Bedfordshire Police is supporting Anti-Slavery Day tomorrow as they continue to tackle human trafficking.
National Anti-Slavery Day was created in 2010 to raise awareness of modern slavery and encourage the government, local authorities, companies and public sector bodies to address the scope and scale of issues such as forced labour, child trafficking, domestic servitude and trafficking for sexual exploitation.
Beds Police has dealt with some very recent cases of slavery, including a Romanian man who had arrived at Luton Airport, having left a location outside Bedfordshire where he was being used for labour and sexual exploitation.
Det Chief Insp Cestaro who leads Beds Police on human trafficking said: “This is very much a hidden crime, and one that is hard to gauge in terms of its size.
“People who have been subject to these forms of abuse often don’t know where to turn for help – they may not speak English, may be in the country illegally or even being held against their will and all of those things make them hard to reach.
“We have to work really hard to spot those signs and to that end we are using ASD to highlight the new training planned for all of our detective supervisors on the subject, including training from the UK Human Trafficking Centre and other organisations. All other public facing staff will receive on-line training about the signs to look out for and how to help those people who might be being exploited in this cruel way.”
Beds Police helped a Romanian woman claiming to have been lured to the UK with the promise of restaurant work who was then held for prostitution in Luton. She was found in London and then housed in the North of England.
Beds Police also dealt with a 14-year-old boy who was being exploited for labour by operators of a fun fair for a week.
In Leighton Buzzard, the force undertook Operation Netwing, a large scale police investigation into men who were forced into servitude.
Bedfordshire Against Modern Slavery group, provides a forum for a number of groups including the Kings House Project, Prebend Street Day Centre and the Salvation Army who work with very vulnerable people and may often spot signs of such abuse and can provide practical help for survivors of it.
Kristy Adams, of Bedfordshire Against Modern Day Slavery, said: “My involvement stems from being inspired by a talk in Parliament where a charity worker spoke of how his daughter described his job as, ‘rescuing princesses.’ I realised there was an awful lot of potential for public bodies, voluntary organisations and the community to work together to help identify cases of Human Trafficking and free those caught up in this evil crime.”

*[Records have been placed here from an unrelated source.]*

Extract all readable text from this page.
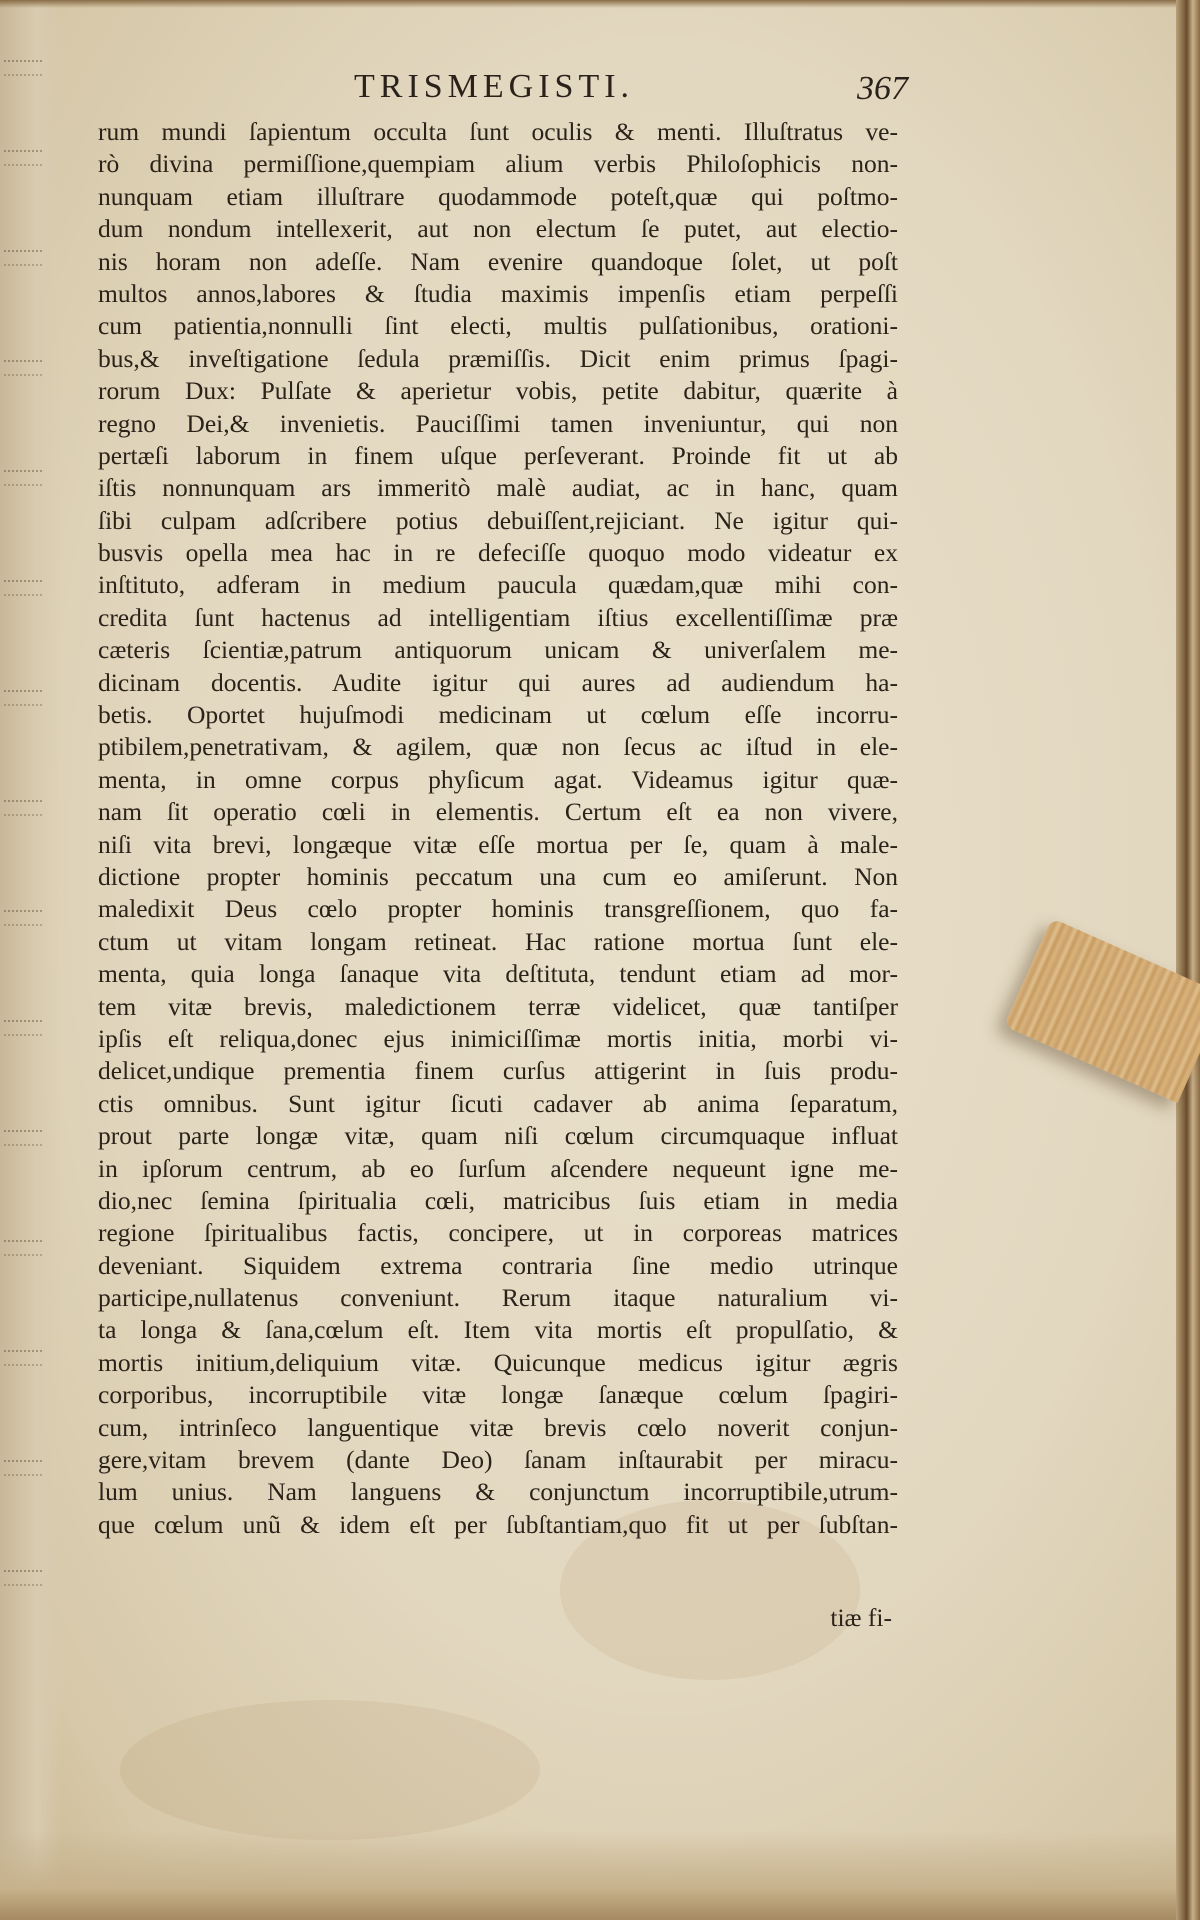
TRISMEGISTI.	367
rum mundi ſapientum occulta ſunt oculis & menti. Illuſtratus ve-
rò divina permiſſione,quempiam alium verbis Philoſophicis non-
nunquam etiam illuſtrare quodammode poteſt,quæ qui poſtmo-
dum nondum intellexerit, aut non electum ſe putet, aut electio-
nis horam non adeſſe. Nam evenire quandoque ſolet, ut poſt
multos annos,labores & ſtudia maximis impenſis etiam perpeſſi
cum patientia,nonnulli ſint electi, multis pulſationibus, orationi-
bus,& inveſtigatione ſedula præmiſſis. Dicit enim primus ſpagi-
rorum Dux: Pulſate & aperietur vobis, petite dabitur, quærite à
regno Dei,& invenietis. Pauciſſimi tamen inveniuntur, qui non
pertæſi laborum in finem uſque perſeverant. Proinde fit ut ab
iſtis nonnunquam ars immeritò malè audiat, ac in hanc, quam
ſibi culpam adſcribere potius debuiſſent,rejiciant. Ne igitur qui-
busvis opella mea hac in re defeciſſe quoquo modo videatur ex
inſtituto, adferam in medium paucula quædam,quæ mihi con-
credita ſunt hactenus ad intelligentiam iſtius excellentiſſimæ præ
cæteris ſcientiæ,patrum antiquorum unicam & univerſalem me-
dicinam docentis. Audite igitur qui aures ad audiendum ha-
betis. Oportet hujuſmodi medicinam ut cœlum eſſe incorru-
ptibilem,penetrativam, & agilem, quæ non ſecus ac iſtud in ele-
menta, in omne corpus phyſicum agat. Videamus igitur quæ-
nam ſit operatio cœli in elementis. Certum eſt ea non vivere,
niſi vita brevi, longæque vitæ eſſe mortua per ſe, quam à male-
dictione propter hominis peccatum una cum eo amiſerunt. Non
maledixit Deus cœlo propter hominis transgreſſionem, quo fa-
ctum ut vitam longam retineat. Hac ratione mortua ſunt ele-
menta, quia longa ſanaque vita deſtituta, tendunt etiam ad mor-
tem vitæ brevis, maledictionem terræ videlicet, quæ tantiſper
ipſis eſt reliqua,donec ejus inimiciſſimæ mortis initia, morbi vi-
delicet,undique prementia finem curſus attigerint in ſuis produ-
ctis omnibus. Sunt igitur ſicuti cadaver ab anima ſeparatum,
prout parte longæ vitæ, quam niſi cœlum circumquaque influat
in ipſorum centrum, ab eo ſurſum aſcendere nequeunt igne me-
dio,nec ſemina ſpiritualia cœli, matricibus ſuis etiam in media
regione ſpiritualibus factis, concipere, ut in corporeas matrices
deveniant. Siquidem extrema contraria ſine medio utrinque
participe,nullatenus conveniunt. Rerum itaque naturalium vi-
ta longa & ſana,cœlum eſt. Item vita mortis eſt propulſatio, &
mortis initium,deliquium vitæ. Quicunque medicus igitur ægris
corporibus, incorruptibile vitæ longæ ſanæque cœlum ſpagiri-
cum, intrinſeco languentique vitæ brevis cœlo noverit conjun-
gere,vitam brevem (dante Deo) ſanam inſtaurabit per miracu-
lum unius. Nam languens & conjunctum incorruptibile,utrum-
que cœlum unũ & idem eſt per ſubſtantiam,quo fit ut per ſubſtan-
tiæ fi-
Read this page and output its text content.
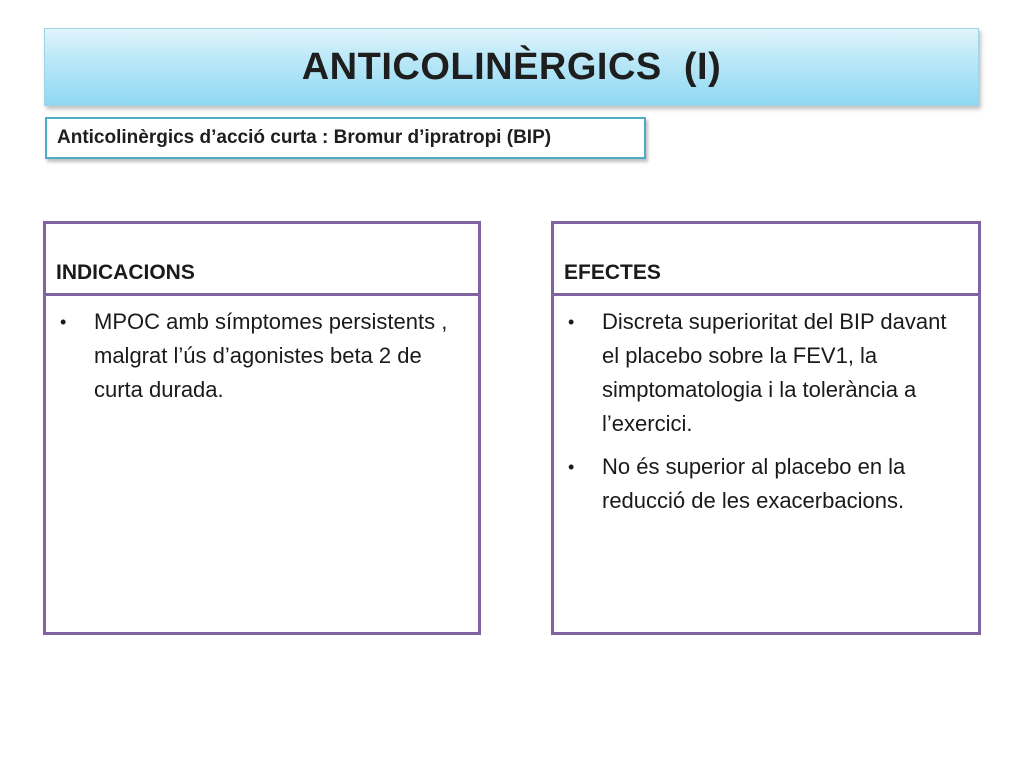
ANTICOLINÈRGICS  (I)
Anticolinèrgics d’acció curta : Bromur d’ipratropi (BIP)
INDICACIONS
•	MPOC amb símptomes persistents , malgrat l’ús d’agonistes beta 2 de curta durada.
EFECTES
•	Discreta superioritat del BIP davant el placebo sobre la FEV1, la simptomatologia i la tolerància a l’exercici.
•	No és superior al placebo en la reducció de les exacerbacions.
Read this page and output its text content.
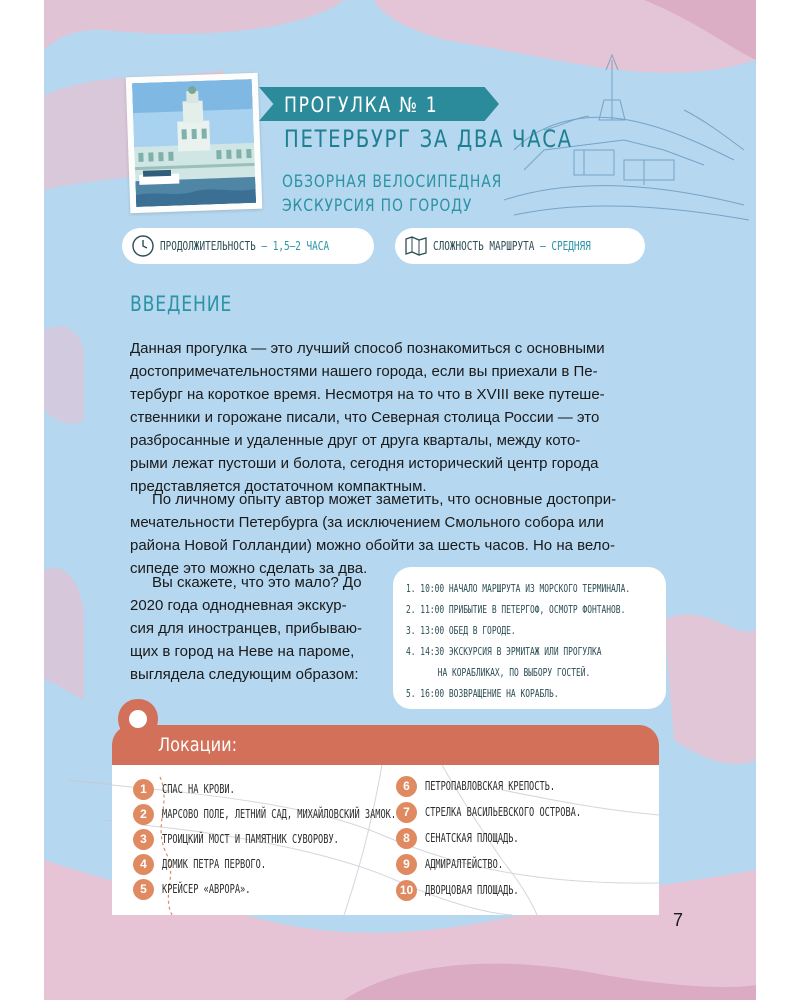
ПРОГУЛКА № 1
ПЕТЕРБУРГ ЗА ДВА ЧАСА
ОБЗОРНАЯ ВЕЛОСИПЕДНАЯ
ЭКСКУРСИЯ ПО ГОРОДУ
ПРОДОЛЖИТЕЛЬНОСТЬ – 1,5–2 ЧАСА	СЛОЖНОСТЬ МАРШРУТА – СРЕДНЯЯ
ВВЕДЕНИЕ
Данная прогулка — это лучший способ познакомиться с основными
достопримечательностями нашего города, если вы приехали в Пе-
тербург на короткое время. Несмотря на то что в XVIII веке путеше-
ственники и горожане писали, что Северная столица России — это
разбросанные и удаленные друг от друга кварталы, между кото-
рыми лежат пустоши и болота, сегодня исторический центр города
представляется достаточном компактным.
По личному опыту автор может заметить, что основные достопри-
мечательности Петербурга (за исключением Смольного собора или
района Новой Голландии) можно обойти за шесть часов. Но на вело-
сипеде это можно сделать за два.
Вы скажете, что это мало? До
2020 года однодневная экскур-
сия для иностранцев, прибываю-
щих в город на Неве на пароме,
выглядела следующим образом:
1. 10:00 НАЧАЛО МАРШРУТА ИЗ МОРСКОГО ТЕРМИНАЛА.
2. 11:00 ПРИБЫТИЕ В ПЕТЕРГОФ, ОСМОТР ФОНТАНОВ.
3. 13:00 ОБЕД В ГОРОДЕ.
4. 14:30 ЭКСКУРСИЯ В ЭРМИТАЖ ИЛИ ПРОГУЛКА
НА КОРАБЛИКАХ, ПО ВЫБОРУ ГОСТЕЙ.
5. 16:00 ВОЗВРАЩЕНИЕ НА КОРАБЛЬ.
Локации:
1	СПАС НА КРОВИ.
2	МАРСОВО ПОЛЕ, ЛЕТНИЙ САД, МИХАЙЛОВСКИЙ ЗАМОК.
3	ТРОИЦКИЙ МОСТ И ПАМЯТНИК СУВОРОВУ.
4	ДОМИК ПЕТРА ПЕРВОГО.
5	КРЕЙСЕР «АВРОРА».
6	ПЕТРОПАВЛОВСКАЯ КРЕПОСТЬ.
7	СТРЕЛКА ВАСИЛЬЕВСКОГО ОСТРОВА.
8	СЕНАТСКАЯ ПЛОЩАДЬ.
9	АДМИРАЛТЕЙСТВО.
10 ДВОРЦОВАЯ ПЛОЩАДЬ.
7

During the run up to ASD, officers have also been operating an anti-money laundering operation at London Luton Airport, aimed at criminals leaving the country with large amounts of cash.
If you have information or concerns about someone who may be involved, or being forced into work or exploitation against their will, you can contact police direct on 101. Alternatively Crimestoppers the independent charity are running a human trafficking campaign and information can be given to them anonymously via their free phone number 0800 555111.